According to a study released last month, the average American family falls far short of having sufficient income to comfortably afford childcare.
Federal guidelines state that childcare is affordable if it accounts for no more than 7% of household income. LendingTree, citing data from Child Care Aware of America, discovered that the average annual cost of caring for an infant and a 4-year-old is $28,190 across the nation.
To meet the 7% benchmark, a household would need an annual income of $402,708. However, the average income of a two-child household is $145,656, meaning the typical family would need a 176.5% increase in pay to reach the affordability threshold.
Matt Schulz, LendingTree’s chief consumer finance analyst and author of Ask Questions, Save Money, Make More: How to Take Control of Your Financial Life, stated, “Most parents can tell you that childcare costs are exorbitant nowadays and can impose a significant financial burden, even on high-income families.”
When examining individual states, the affordability situation becomes even more dire. In 20 states, families need at least three times the average income of a two-child household to afford childcare easily. These states include Hawaii, where families need nearly 270% more, followed by Nebraska (263.0%) and Montana (257.8%).
In contrast, South Dakota has the most affordable childcare costs at $16,702. Even so, families would need to earn $238,600, which is 95.4% more than the average income in that state.
Racial disparities are also significant. American Indian and Black families need more than 300% of their income to reach the affordability benchmark, whereas white families need 147% and Asian families need nearly 95% more.
Schulz stated, “Given these numbers, it’s easy to understand why birth rates are declining. Many Americans are saying that having children doesn’t make financial sense. It will take the combined efforts of our political and business leaders to alter the state of childcare costs in our country, but such change won’t happen anytime soon.”
In fact, the birth rate dropped to an all-time low in 2024, with fewer than 1.6 children per woman, as reported by the Centers for Disease Control and Prevention last summer.
Meanwhile, the number of births reported via birth certificates in 2025 was about 24,000 fewer than in 2024, continuing a long-standing trend.
To assist families in dealing with childcare expenses, LendingTree recommended maximizing employer benefits, such as dependent care flexible spending accounts, and exploring alternative arrangements, such as nanny shares, co-ops, a mix of informal and licensed care, or part-time preschool.
It also urged families to adjust their work schedules to reduce the number of paid care hours and to inquire with providers about sibling discounts, sliding-scale fees, and flexible payment options.
These findings coincide with Americans facing an affordability crisis that has extended to various basic expenses, including food, electricity, insurance, healthcare, and housing.
Along with a significant slowdown in the labor market, a large-scale voter revolt is gathering momentum ahead of this year’s midterm elections.
Admittedly, economic data indicate cooler inflation, steady income growth, and robust consumer spending. However, according to Michael Green, chief strategist and portfolio manager at Simplify Asset Management, conventional measures fail to capture the extent to which Americans are struggling with the cost of living.

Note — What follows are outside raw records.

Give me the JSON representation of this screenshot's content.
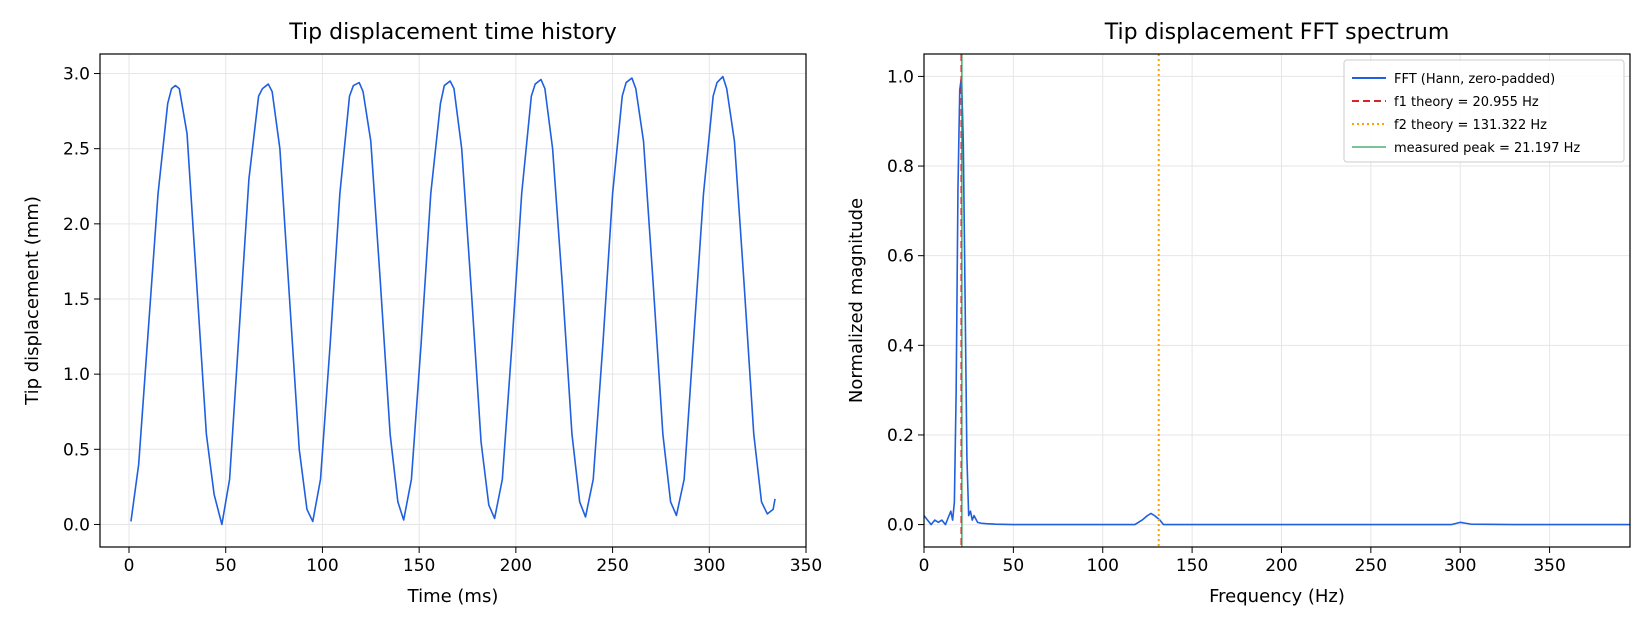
{
  "chart_data": [
    {
      "type": "line",
      "title": "Tip displacement time history",
      "xlabel": "Time (ms)",
      "ylabel": "Tip displacement (mm)",
      "xlim": [
        -15,
        350
      ],
      "ylim": [
        -0.15,
        3.13
      ],
      "xticks": [
        0,
        50,
        100,
        150,
        200,
        250,
        300,
        350
      ],
      "yticks": [
        0.0,
        0.5,
        1.0,
        1.5,
        2.0,
        2.5,
        3.0
      ],
      "xtick_labels": [
        "0",
        "50",
        "100",
        "150",
        "200",
        "250",
        "300",
        "350"
      ],
      "ytick_labels": [
        "0.0",
        "0.5",
        "1.0",
        "1.5",
        "2.0",
        "2.5",
        "3.0"
      ],
      "grid": true,
      "color": "#1f5fe0",
      "series": [
        {
          "x": [
            1,
            5,
            10,
            15,
            20,
            22,
            24,
            26,
            30,
            35,
            40,
            44,
            48,
            52,
            57,
            62,
            67,
            69,
            72,
            74,
            78,
            83,
            88,
            92,
            95,
            99,
            104,
            109,
            114,
            116,
            119,
            121,
            125,
            130,
            135,
            139,
            142,
            146,
            151,
            156,
            161,
            163,
            166,
            168,
            172,
            177,
            182,
            186,
            189,
            193,
            198,
            203,
            208,
            210,
            213,
            215,
            219,
            224,
            229,
            233,
            236,
            240,
            245,
            250,
            255,
            257,
            260,
            262,
            266,
            271,
            276,
            280,
            283,
            287,
            292,
            297,
            302,
            304,
            307,
            309,
            313,
            318,
            323,
            327,
            330,
            333,
            334
          ],
          "y": [
            0.02,
            0.4,
            1.3,
            2.2,
            2.8,
            2.9,
            2.92,
            2.9,
            2.6,
            1.6,
            0.6,
            0.2,
            0.0,
            0.3,
            1.3,
            2.3,
            2.85,
            2.9,
            2.93,
            2.88,
            2.5,
            1.5,
            0.5,
            0.1,
            0.02,
            0.3,
            1.2,
            2.2,
            2.85,
            2.92,
            2.94,
            2.88,
            2.55,
            1.6,
            0.6,
            0.15,
            0.03,
            0.3,
            1.2,
            2.2,
            2.8,
            2.92,
            2.95,
            2.9,
            2.5,
            1.55,
            0.55,
            0.13,
            0.04,
            0.3,
            1.2,
            2.2,
            2.85,
            2.93,
            2.96,
            2.9,
            2.5,
            1.6,
            0.6,
            0.15,
            0.05,
            0.3,
            1.2,
            2.2,
            2.85,
            2.94,
            2.97,
            2.9,
            2.55,
            1.6,
            0.6,
            0.15,
            0.06,
            0.3,
            1.25,
            2.2,
            2.85,
            2.94,
            2.98,
            2.9,
            2.55,
            1.6,
            0.6,
            0.15,
            0.07,
            0.1,
            0.17
          ]
        }
      ]
    },
    {
      "type": "line",
      "title": "Tip displacement FFT spectrum",
      "xlabel": "Frequency (Hz)",
      "ylabel": "Normalized magnitude",
      "xlim": [
        0,
        395
      ],
      "ylim": [
        -0.05,
        1.05
      ],
      "xticks": [
        0,
        50,
        100,
        150,
        200,
        250,
        300,
        350
      ],
      "yticks": [
        0.0,
        0.2,
        0.4,
        0.6,
        0.8,
        1.0
      ],
      "xtick_labels": [
        "0",
        "50",
        "100",
        "150",
        "200",
        "250",
        "300",
        "350"
      ],
      "ytick_labels": [
        "0.0",
        "0.2",
        "0.4",
        "0.6",
        "0.8",
        "1.0"
      ],
      "grid": true,
      "legend_position": "upper right",
      "series": [
        {
          "name": "FFT (Hann, zero-padded)",
          "style": "solid",
          "color": "#1f5fe0",
          "x": [
            0,
            2,
            4,
            6,
            8,
            10,
            12,
            14,
            15,
            16,
            17,
            18,
            19,
            20,
            21,
            22,
            23,
            24,
            25,
            26,
            27,
            28,
            30,
            32,
            35,
            40,
            50,
            60,
            80,
            100,
            118,
            122,
            125,
            127,
            129,
            132,
            134,
            140,
            160,
            200,
            250,
            295,
            300,
            303,
            306,
            330,
            360,
            395
          ],
          "y": [
            0.02,
            0.01,
            0.0,
            0.01,
            0.005,
            0.01,
            0.0,
            0.02,
            0.03,
            0.01,
            0.05,
            0.3,
            0.75,
            0.97,
            1.0,
            0.85,
            0.5,
            0.15,
            0.02,
            0.03,
            0.01,
            0.02,
            0.005,
            0.003,
            0.002,
            0.001,
            0.0,
            0.0,
            0.0,
            0.0,
            0.0,
            0.01,
            0.02,
            0.025,
            0.02,
            0.01,
            0.0,
            0.0,
            0.0,
            0.0,
            0.0,
            0.0,
            0.005,
            0.003,
            0.001,
            0.0,
            0.0,
            0.0
          ]
        },
        {
          "name": "f1 theory = 20.955 Hz",
          "style": "dashed",
          "color": "#d62728",
          "vline": 20.955
        },
        {
          "name": "f2 theory = 131.322 Hz",
          "style": "dotted",
          "color": "#ff9f00",
          "vline": 131.322
        },
        {
          "name": "measured peak = 21.197 Hz",
          "style": "solid-thin",
          "color": "#2ca05a",
          "vline": 21.197
        }
      ]
    }
  ]
}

In a statement in November, he specifically targeted the federal government’s poverty line, which dates back to the early 1960s and was calculated by tripling the cost of a minimum food diet at that time.
The poverty line’s narrow focus on food overlooks how much other expenses are now consuming incomes and underestimate the minimum amount Americans need to make ends meet.
Green estimated that food makes up only 5% to 7% of household spending, while housing accounts for 35% to 45%, childcare for 20% to 40%, and healthcare for 15% to 25%.
He added, “If the crisis threshold—the level below which families can’t survive—is honestly updated to current spending patterns, it amounts to $140,000. What does that say about the $31,200 line we still use? It means we’re measuring starvation.”